# Analysing Stock Prices

## Introduction to Stock Price Data

In this project, we will practice building a linked-list data structure by replicating Python's built-in `dict` class.

We will work with stock market data that was downloaded from [Yahoo Finance](https://finance.yahoo.com/?guccounter=1&guce_referrer=aHR0cHM6Ly9hcHAuZGF0YXF1ZXN0LmlvLw&guce_referrer_sig=AQAAACKkA8nSMrgBDleCbgIRemSlGPHG4PxKiHEZmoASJcATGOTE6RWhAUkIJbcwOJ6YHcFMwxZHOta2KqdfmZnzn3_URTLKLynTd4_PDalhMrfvNsyPYH3y2Ky-rh-jlkGDf-ARM8n1yzACxQ5mDv5VY8-mExzW8VSJTyuMSumKlce-) using the [yahoo_finance](https://pypi.org/project/yahoo-finance/) Python package.
This data consists of the daily stock prices from `2007-1-11` to `2017-04-17` for several hundred stock symbols traded on the [NASDAQ](https://www.nasdaq.com/) stock exchange, stored in the `prices` folder. The `download_data.py` script in the main project directory was used to download off ol the stock price data.

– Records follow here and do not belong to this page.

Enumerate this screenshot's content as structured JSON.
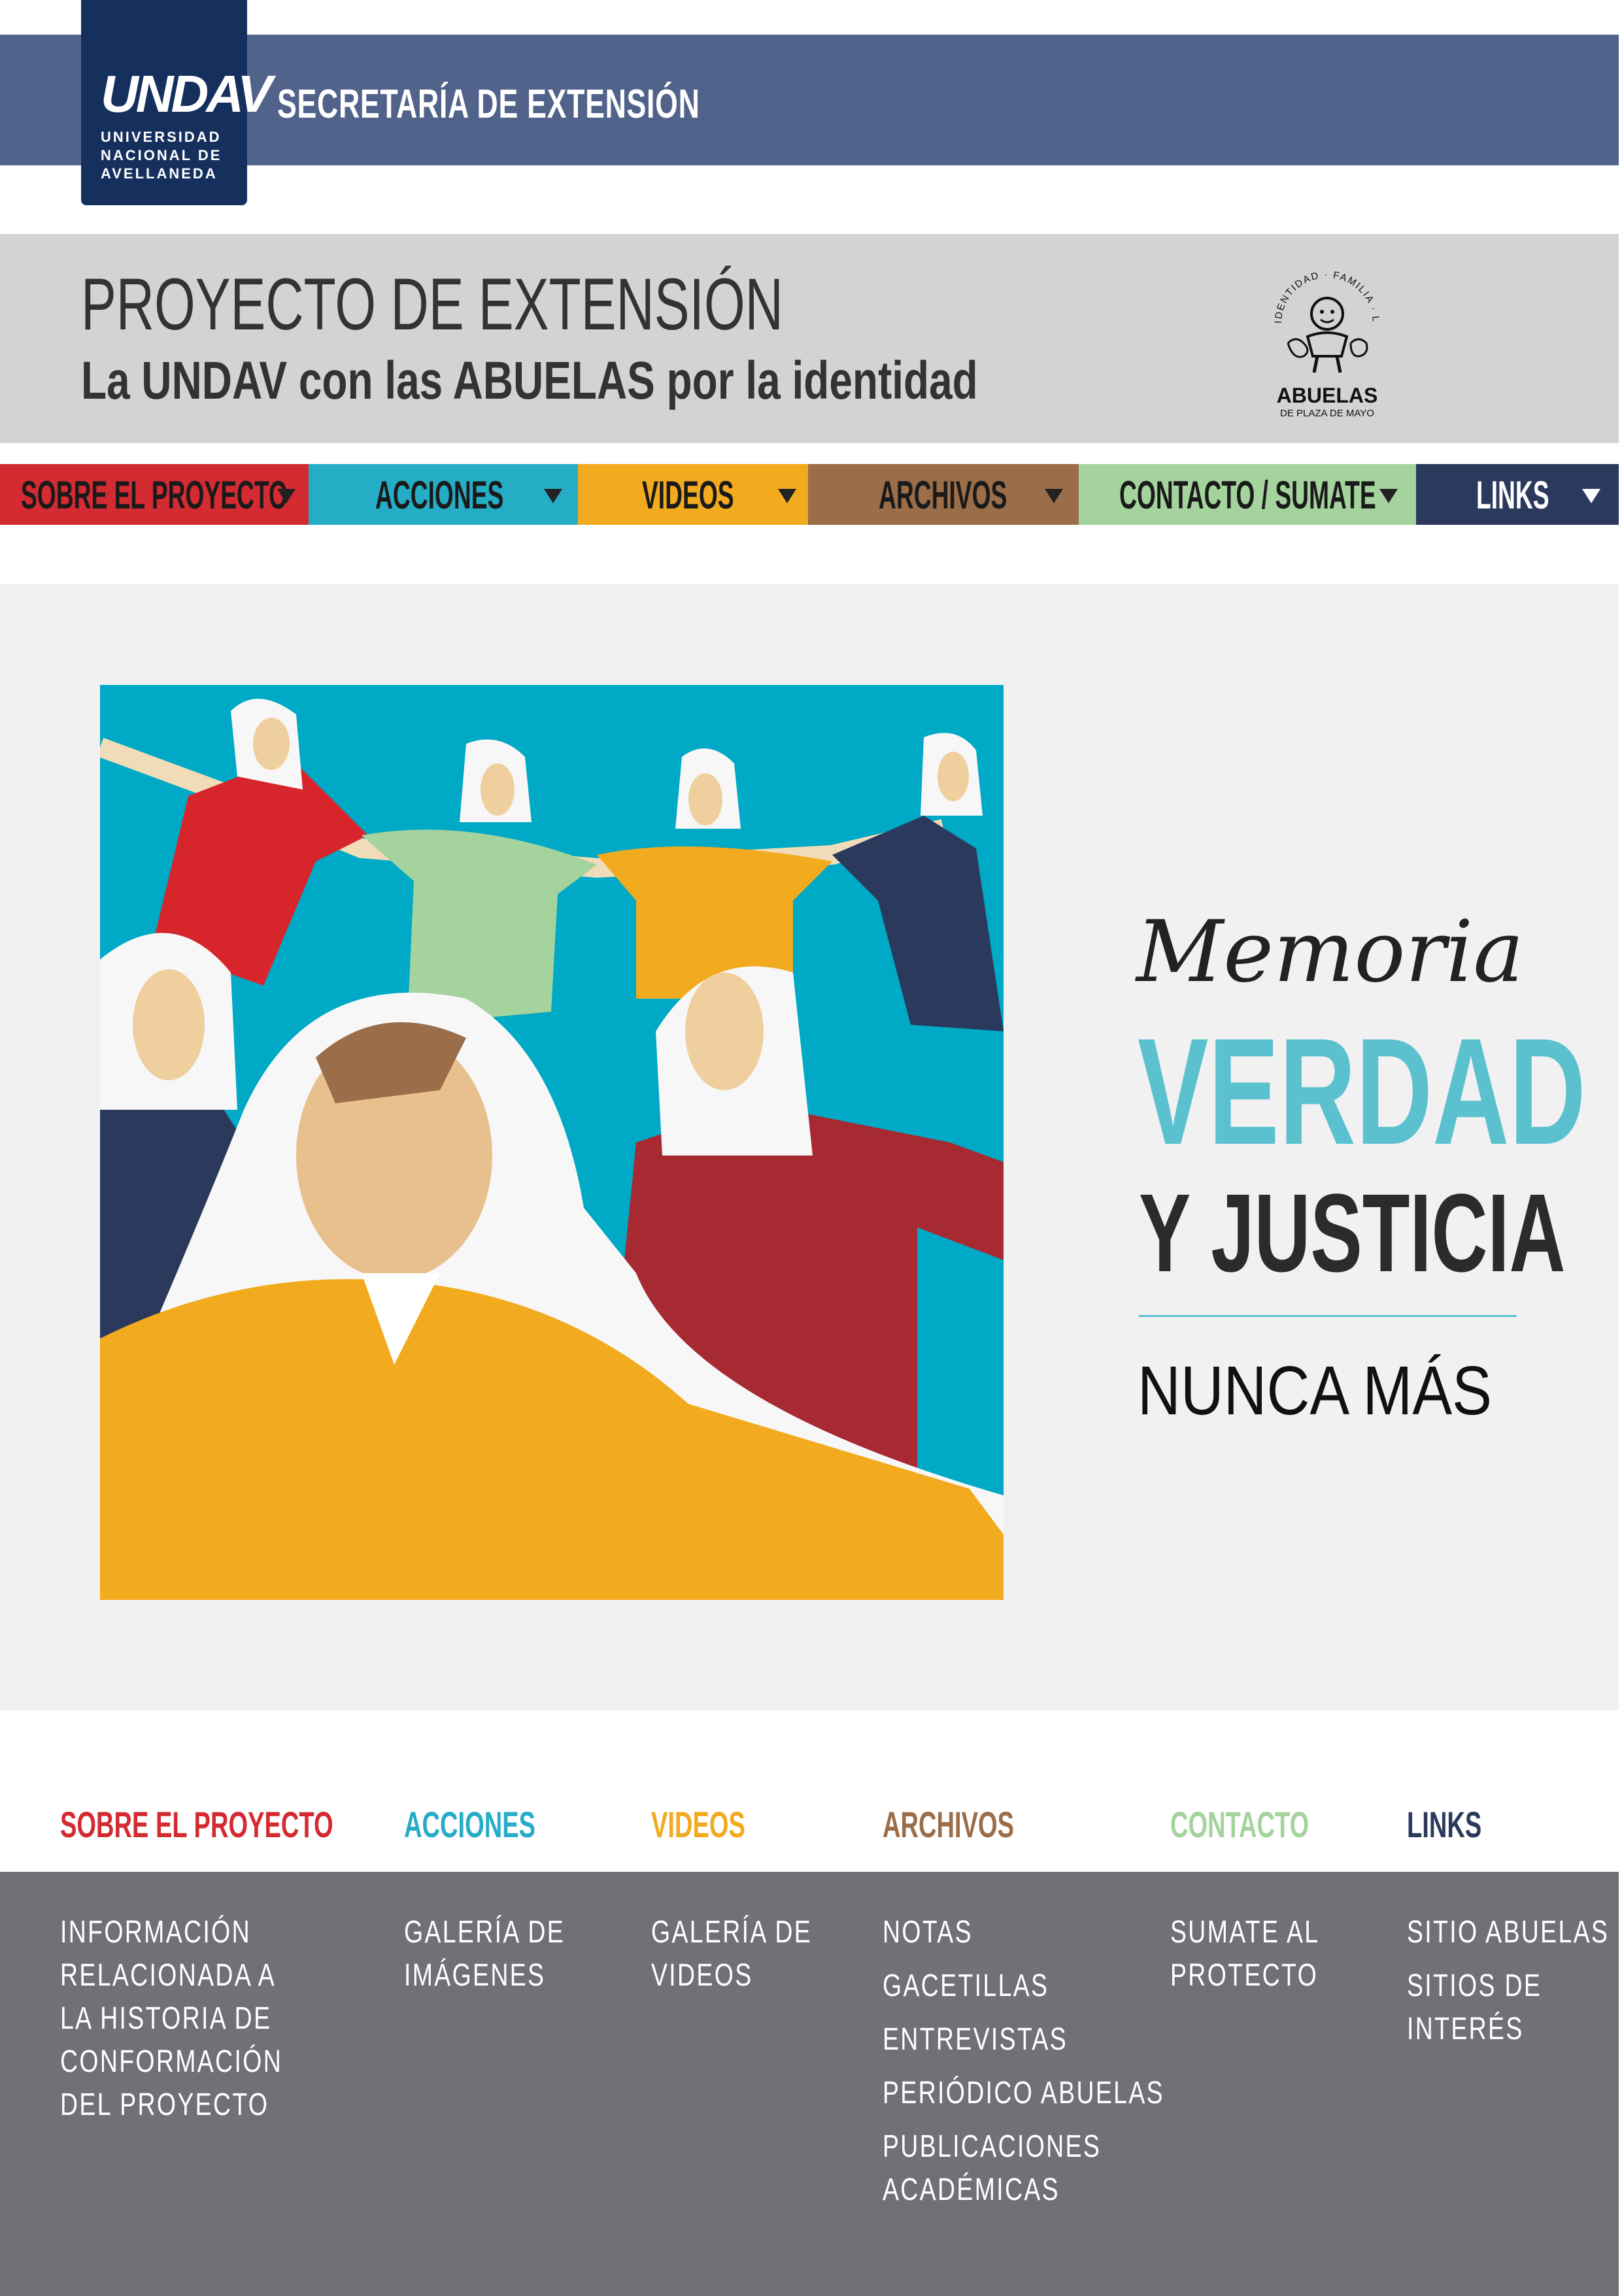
{
  "header": {
    "logo_mark": "UNDAV",
    "logo_sub": "UNIVERSIDAD NACIONAL DE AVELLANEDA",
    "secretaria": "SECRETARÍA DE EXTENSIÓN",
    "brand_color": "#52638b"
  },
  "project": {
    "title": "PROYECTO DE EXTENSIÓN",
    "subtitle": "La UNDAV con las ABUELAS por la identidad",
    "partner_logo": {
      "arc_text": "IDENTIDAD · FAMILIA · LIBERTAD",
      "name": "ABUELAS",
      "place": "DE PLAZA DE MAYO"
    }
  },
  "nav": {
    "items": [
      {
        "label": "SOBRE EL PROYECTO",
        "color": "#d42a31"
      },
      {
        "label": "ACCIONES",
        "color": "#26adc6"
      },
      {
        "label": "VIDEOS",
        "color": "#f2aa1e"
      },
      {
        "label": "ARCHIVOS",
        "color": "#9b6d48"
      },
      {
        "label": "CONTACTO / SUMATE",
        "color": "#a4d39d"
      },
      {
        "label": "LINKS",
        "color": "#2b3a5c"
      }
    ]
  },
  "hero": {
    "memoria": "Memoria",
    "verdad": "VERDAD",
    "justicia": "Y JUSTICIA",
    "nunca": "NUNCA MÁS",
    "accent_color": "#5bc1cf"
  },
  "footer": {
    "columns": [
      {
        "heading": "SOBRE EL PROYECTO",
        "color": "#d42a31",
        "links": [
          "INFORMACIÓN",
          "RELACIONADA A",
          "LA HISTORIA DE",
          "CONFORMACIÓN",
          "DEL PROYECTO"
        ]
      },
      {
        "heading": "ACCIONES",
        "color": "#26adc6",
        "links": [
          "GALERÍA DE",
          "IMÁGENES"
        ]
      },
      {
        "heading": "VIDEOS",
        "color": "#f2aa1e",
        "links": [
          "GALERÍA DE",
          "VIDEOS"
        ]
      },
      {
        "heading": "ARCHIVOS",
        "color": "#9b6d48",
        "links": [
          "NOTAS",
          "GACETILLAS",
          "ENTREVISTAS",
          "PERIÓDICO ABUELAS",
          "PUBLICACIONES",
          "ACADÉMICAS"
        ]
      },
      {
        "heading": "CONTACTO",
        "color": "#a4d39d",
        "links": [
          "SUMATE AL",
          "PROTECTO"
        ]
      },
      {
        "heading": "LINKS",
        "color": "#2b3a5c",
        "links": [
          "SITIO ABUELAS",
          "SITIOS DE",
          "INTERÉS"
        ]
      }
    ]
  }
}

Each file in the `prices` folder is names for a specific stock symbol and contains the following columns:

* `date`: date that the data is from.
* `close`: the closing price on that day, which is the price when the trading day ends.
* `open`: the opening price on that day, which is the price when the trading day starts.
* `high`: the highest price the stock reached during trading.
* `low`: the lowest price the stock reached during trading.
* `volume`: the number of shares that were traded during the day.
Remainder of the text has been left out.